Don't confuse Kinesis with a Queue system.
August 22, 2018

Don't confuse Kinesis with a Queue system.

Anonymous | TrustRadius Reviewer
Score 1 out of 10
Vetted Review
Verified User

Overall Satisfaction with Amazon Kinesis

We currently use Kinesis as a trigger for Amazon Lambda functions, however we're working at switching back to SQS since Lambda now works with SQS directly. We simply used Kinesis as a temporary method of plumbing requests from one Lambda function to another.

We also use it as a byproduct of using DynamoDB Streams, but only in so far as that's used under-the-hood to link changes from DynamoDB to a Lambda trigger.
  • Link DynamoDB change events directly to Lambda
  • Fast streaming of events
  • Easy to "tail" changes/latest events
  • Not a queue system, so little visibility into "backlog" if there is any
  • Confusing terminology to make sure events aren't missed
  • Sometimes didn't seem to trigger Lambda functions, or dropped events when a lot came in
  • Caused us to need to re-engineer some basic re-try logic
  • Caused us to drop some content without knowing it
  • Made monitoring much more difficult
  • We eventually switched back to SQS because Kinesis is not the same as a Queue system
  • Amazon Simple Queue Service (SQS)
Actually we didn't select Kinesis, we were forced into using it because SQS wasn't yet supported by Lambda. Unlike Kinesis, SQS supports both FIFO and standard queues which let us control order of events processed, as well as handle retry logic, failover logic, and set up CloudWatch Alarms when we have too many events in our backlog. It also lets us know when something didn't process properly and we can alert DevOps to that issue and/or retry the processes automatically.

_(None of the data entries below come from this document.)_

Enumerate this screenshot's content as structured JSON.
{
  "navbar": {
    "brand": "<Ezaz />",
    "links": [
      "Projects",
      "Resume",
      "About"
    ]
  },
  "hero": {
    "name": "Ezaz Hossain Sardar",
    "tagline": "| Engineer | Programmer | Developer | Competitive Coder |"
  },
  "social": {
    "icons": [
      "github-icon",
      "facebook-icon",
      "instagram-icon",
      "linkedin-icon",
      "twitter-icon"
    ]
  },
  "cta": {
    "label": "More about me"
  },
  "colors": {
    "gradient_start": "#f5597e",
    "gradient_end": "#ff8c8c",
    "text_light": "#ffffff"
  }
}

With SQS, we have much more visibility then we ever did with Kinesis. This is very important to our use cases, as we aren't processing millions of events per second, but for us every event is very important.
It's great for big data applications, where it's not as important to make sure each event is processed, but you're more looking for overall analytics and speed is more important than absolute detail. It's added quite a few features like analytics and other tools specifically designed around big data, but it's not the same thing as a queue system.

Originally we were forced into using Kinesis since Lambda didn't support SQS directly, but now that there is native SQS support for Lambda, we'll be switching almost all of our implementation over to use that instead. Kinesis has its strengths, but monitoring and error retry logic is not one of those.